Mieke Mosmuller weist darauf hin, wie das Phantom tatsächlich die Einweihung im christlichen Sinne verleiht. Deren Merkmale sind aber unter anderem Freiheit (Einweihungs-Erkenntnisse überkommen einen nie) und ein weitergebildetes reines, sinnlichkeitsfreies Denken. Aus den detaillierten Ausführungen der Autorin wird klar, dass Judith von Halles Wahrnehmungen gleichzusetzen sind mit Visionen und anderen leibgebundenen, „untersinnlichen“ Wahrnehmungen, die nichts mit dem Auferstehungsleib zu tun haben können.

Im Verlaufe der Auseinandersetzung mit Judith von Halle entwickelt Mieke Mosmuller anhand der Schilderungen Steiners und eigener Erfahrungen eine wahrhaft spirituelle Menschenkunde und zeigt so klar, wie es wohl nirgendwo sonst zu finden ist, das Wesen der anthroposophischen Geisteswissenschaft (und ihren realen Zusammenhang mit dem Auferstehungsleib) auf. Ganz diesem geistigen Erkenntnisweg und dem auf diesem Weg möglichen Christuserleben widmet sie sich in ihrem vor wenigen Monaten erschienenen Buch „Der Heilige Gral“ (siehe die Rezension in der Michaeli-Ausgabe, „Das Goetheanum“ 39/07).

So kann man zu folgendem Schluss kommen: All diesen sinnlichen Wahrnehmungen von Judith von Halle entspricht ein völlig sinnlichkeits-beladenes Denken bzw. ein Denken, das dort, wo es sich um ‚anthroposophische Interpretationen‘ dieser viel zu sinnlichen Wahrnehmungen bemüht, stets wieder in die Irre geht und zu falschen Behauptungen kommt. Deshalb haben die Wahrnehmungen für jedwede geistige oder sonstwie christliche Entwicklung keinerlei Wert und verhindern diese Entwicklung aus den immer wieder beschriebenen Gründen geradezu, indem sie sowohl die wahren geistigen Tatsachen verdrehen, als auch verhindern, sich dem geistigen Wesen des Christus wirklich zu nähern und darüber hinaus verhindern, den Christus überhaupt dort zu suchen und zu finden, wo er heute von jedem gesucht werden will und zu finden ist.
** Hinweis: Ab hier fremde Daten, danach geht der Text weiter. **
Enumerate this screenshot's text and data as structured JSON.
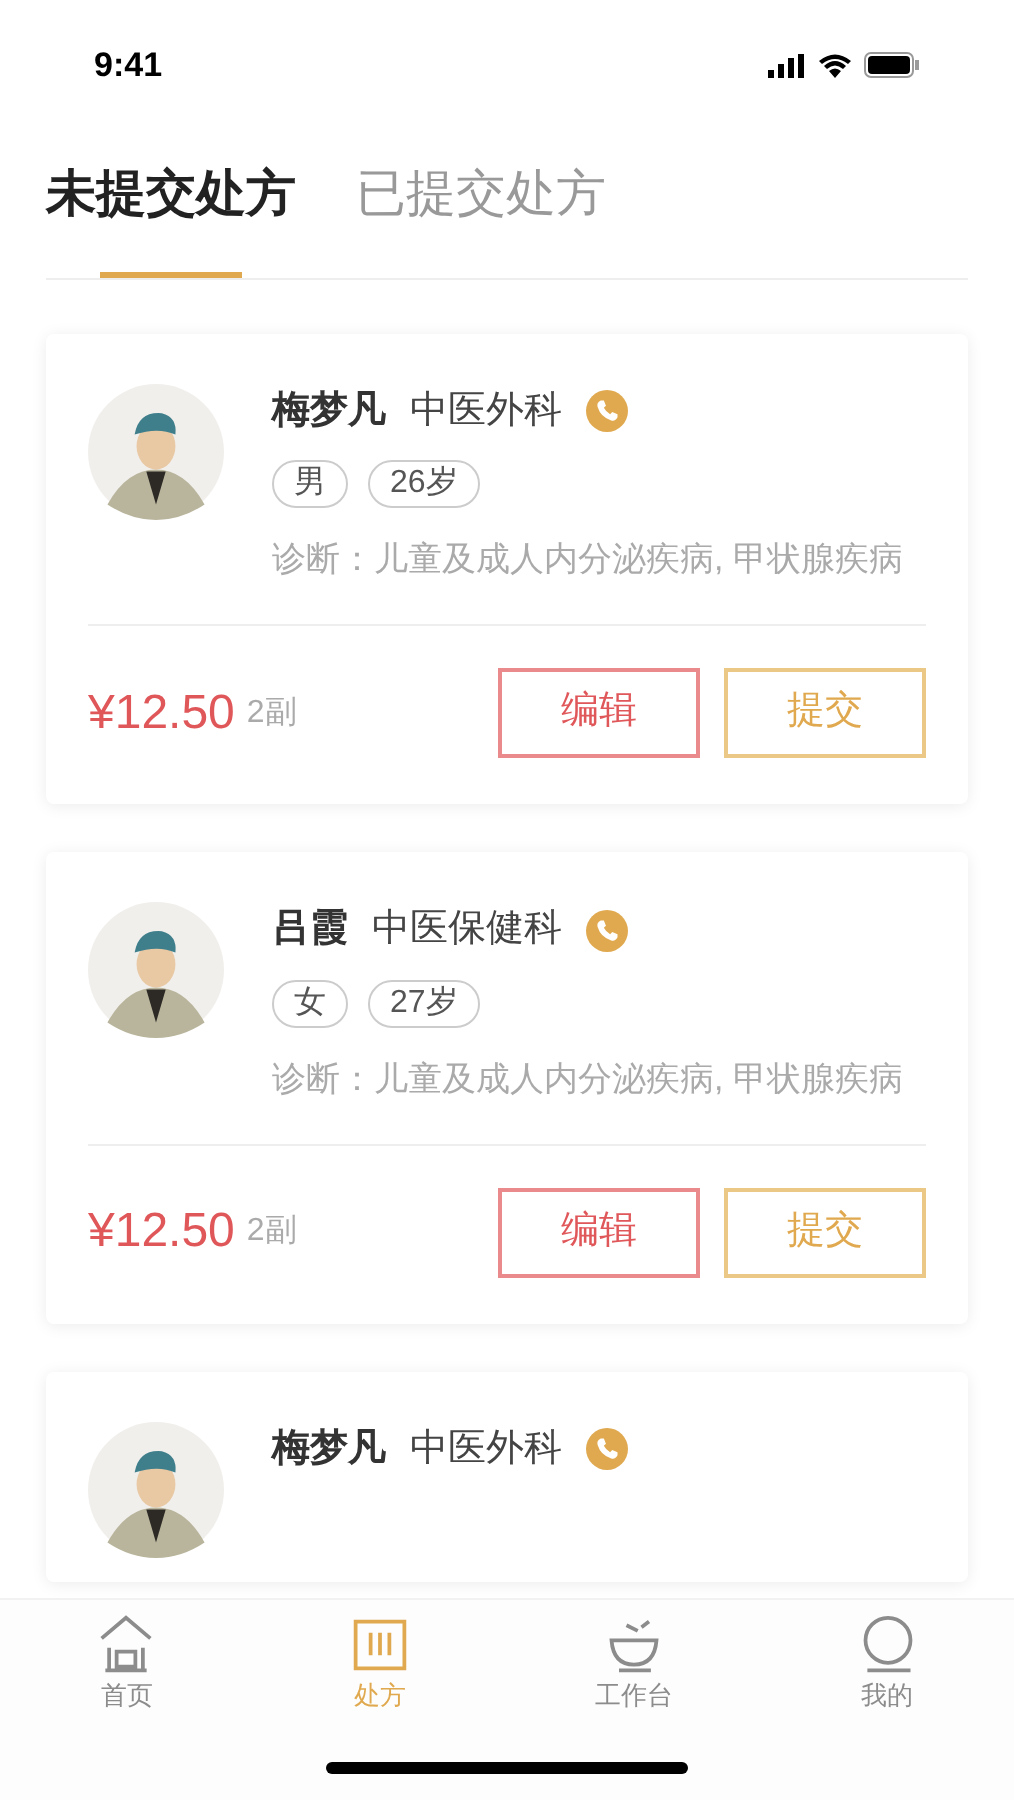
{
  "status_bar": {
    "time": "9:41"
  },
  "tabs": [
    {
      "label": "未提交处方",
      "selected": true
    },
    {
      "label": "已提交处方",
      "selected": false
    }
  ],
  "prescriptions": [
    {
      "name": "梅梦凡",
      "department": "中医外科",
      "gender": "男",
      "age": "26岁",
      "diagnosis": "诊断：儿童及成人内分泌疾病, 甲状腺疾病",
      "price": "¥12.50",
      "doses": "2副",
      "actions": [
        "编辑",
        "提交"
      ]
    },
    {
      "name": "吕霞",
      "department": "中医保健科",
      "gender": "女",
      "age": "27岁",
      "diagnosis": "诊断：儿童及成人内分泌疾病, 甲状腺疾病",
      "price": "¥12.50",
      "doses": "2副",
      "actions": [
        "编辑",
        "提交"
      ]
    },
    {
      "name": "梅梦凡",
      "department": "中医外科"
    }
  ],
  "tab_bar": [
    {
      "label": "首页",
      "kind": "home",
      "selected": false
    },
    {
      "label": "处方",
      "kind": "prescription",
      "selected": true
    },
    {
      "label": "工作台",
      "kind": "bowl",
      "selected": false
    },
    {
      "label": "我的",
      "kind": "profile",
      "selected": false
    }
  ]
}
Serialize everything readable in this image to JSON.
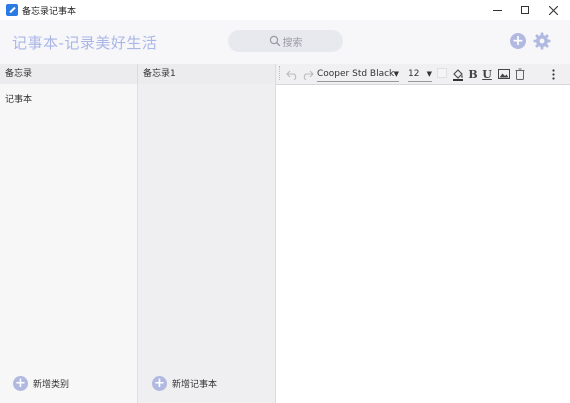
{
  "window": {
    "title": "备忘录记事本"
  },
  "header": {
    "brand": "记事本-记录美好生活",
    "search_label": "搜索"
  },
  "panels": {
    "categories": {
      "header": "备忘录",
      "items": [
        "记事本"
      ],
      "add_label": "新增类别"
    },
    "notes": {
      "header": "备忘录1",
      "add_label": "新增记事本"
    }
  },
  "toolbar": {
    "font_family": "Cooper Std Black",
    "font_size": "12",
    "bold_label": "B",
    "underline_label": "U"
  },
  "colors": {
    "accent": "#b2b9e1",
    "brand_text": "#a9b6e6",
    "app_icon": "#2a7be4"
  },
  "icons": [
    "app-icon",
    "minimize-icon",
    "maximize-icon",
    "close-icon",
    "search-icon",
    "plus-icon",
    "gear-icon",
    "undo-icon",
    "redo-icon",
    "fill-color-icon",
    "image-icon",
    "trash-icon",
    "more-vertical-icon"
  ]
}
Zur Frage der „Nahrungslosigkeit“ gibt Mieke Mosmuller ebenfalls wichtige Gedanken. Laut Peter Tradowsky wirkt irdische Nahrung bei Judith von Halle wie Gift. Doch der Auferstehungsleib könnte Nahrung durchaus ertragen (vgl. Emmaus, Luk 24, 42). Wenn die Nahrung wie Gift wirkt, muss entweder eine erhebliche Schwäche der Ich-Organisation vorliegen – oder ein extremer Egoismus, der alles Ich-Fremde abwehrt und zu dem auch eine deutlich gesteigerte Sensibilität[1] passt. Tradowsky führt die Nahrungslosigkeit auf das „reine Denken“ zurück. Bei Judith von Halle ist aber das Gegenteil vorhanden: eine verstärkte Sinneswahrnehmung. Umgekehrt wird am Willenspol durch den Willen Stoff erzeugt, der durch Liebe wiederum vernichtet wird. Auch hier entspräche Egoismus also der Stofferhaltung!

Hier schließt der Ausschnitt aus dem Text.